Little by little, spring is on its way

Last week I thought we’d reached peak bleak: a couple of days of sideways rain, paths turned from mud baths to full sludge and swamp, a cycle on repeat of…

Last week I thought we’d reached peak bleak: a couple of days of sideways rain, paths turned from mud baths to full sludge and swamp, a cycle on repeat of wind, rain, mud, walk because you don’t want to be stuck inside all day, find clean and dry clothes until you run out of them and then there is nothing to do but to stay inside and listen to a rain that finds a way to be heard whatever room you’re in and whatever you’re doing.

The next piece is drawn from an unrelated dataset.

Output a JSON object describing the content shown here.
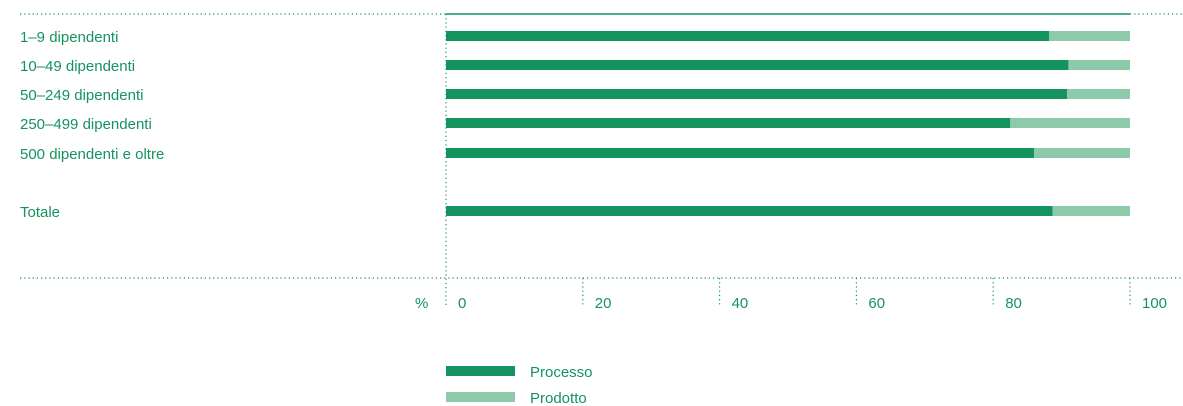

And now: a day or two of sunshine and warmth, and a sudden shock of spring, as if a grey curtain has been lifted to reveal a different world of life and colour that’s been there all along. Our plum tree is in full blossom, the grass below covered in a snowy blanket of fallen petals. In the local woods, bluebells seem primed to explode, an arsenal of green replacing the morass of brown from the previous weeks. All over, colours are deeper – the blue of the sky, the green of the grass and new growth, the yellows and purples of daffodils and crocuses.

Wildlife carry the confidence of having beaten winter. On one walk, a huge swan glides into land on the Thames, like a sleek jumbo jet descending on an agreed flight path, webbed feet pulled down like a plane’s landing gear, a hit on the water, and a slam on the brakes to rest quietly again on the river. On another, deeper in the countryside, a pheasant struts on the path ahead of us, like us, out on a Sunday afternoon stroll, in no hurry, with no place to be but there.

In the city, on these warm days, the whole of London appears to be out at lunchtime. I’ve been used to having virtually empty streets these past few months of cold and rain; the sudden crowds are initially disconcerting and I have to work harder to find a quiet pocket to let the sun fall on my face and the warmth sink into my body. Walkers and their dogs spill onto the Thames’ beaches at lower tide; in these conditions, the river feels less imposing, less of a dividing line between north bank and south bank, more an accessible playground and a nod back to a time before it was hemmed in by concrete.

We’re not completely in the clear just yet. Those days or two of sunshine and warmth, followed by a day or two of cloud and cold, and sometimes a day somewhere in between. There’s one in where London is trapped in a low mist: my morning commute is eerily quiet, as if other walkers have been sucked from the streets into the cloud. To the east, the tall towers of the city and Canary Wharf have gone missing; and to the west, there’s a pale orange glow from a desperate sun, creating a cartoonish silhouette of the Houses of Parliament.

It’s a day that encapsulates how I feel at the moment, neither here nor there, able to focus on the small things but somehow the whole picture doesn’t quite form a neat, consistent whole. Maybe there’s something more than normal in the usual drama of life – school worries, work worries, life worries – that means I can’t lose myself in random thoughts in the way I’d like to when out and about. Or maybe it’s just the hard work of slip-sliding on still muddy paths – a few days of dry can’t make up for six weeks of rain.

But there’s more than enough in those small moments to enjoy, whether the ripples of early morning dew on the petals of spring flowers, or the sunsets that my son likes to call piranha skin skies (thinking back to our recent Amazon adventures): smooth brushes of pale blues, oranges and pinks, dotted with dark splodges of cloud.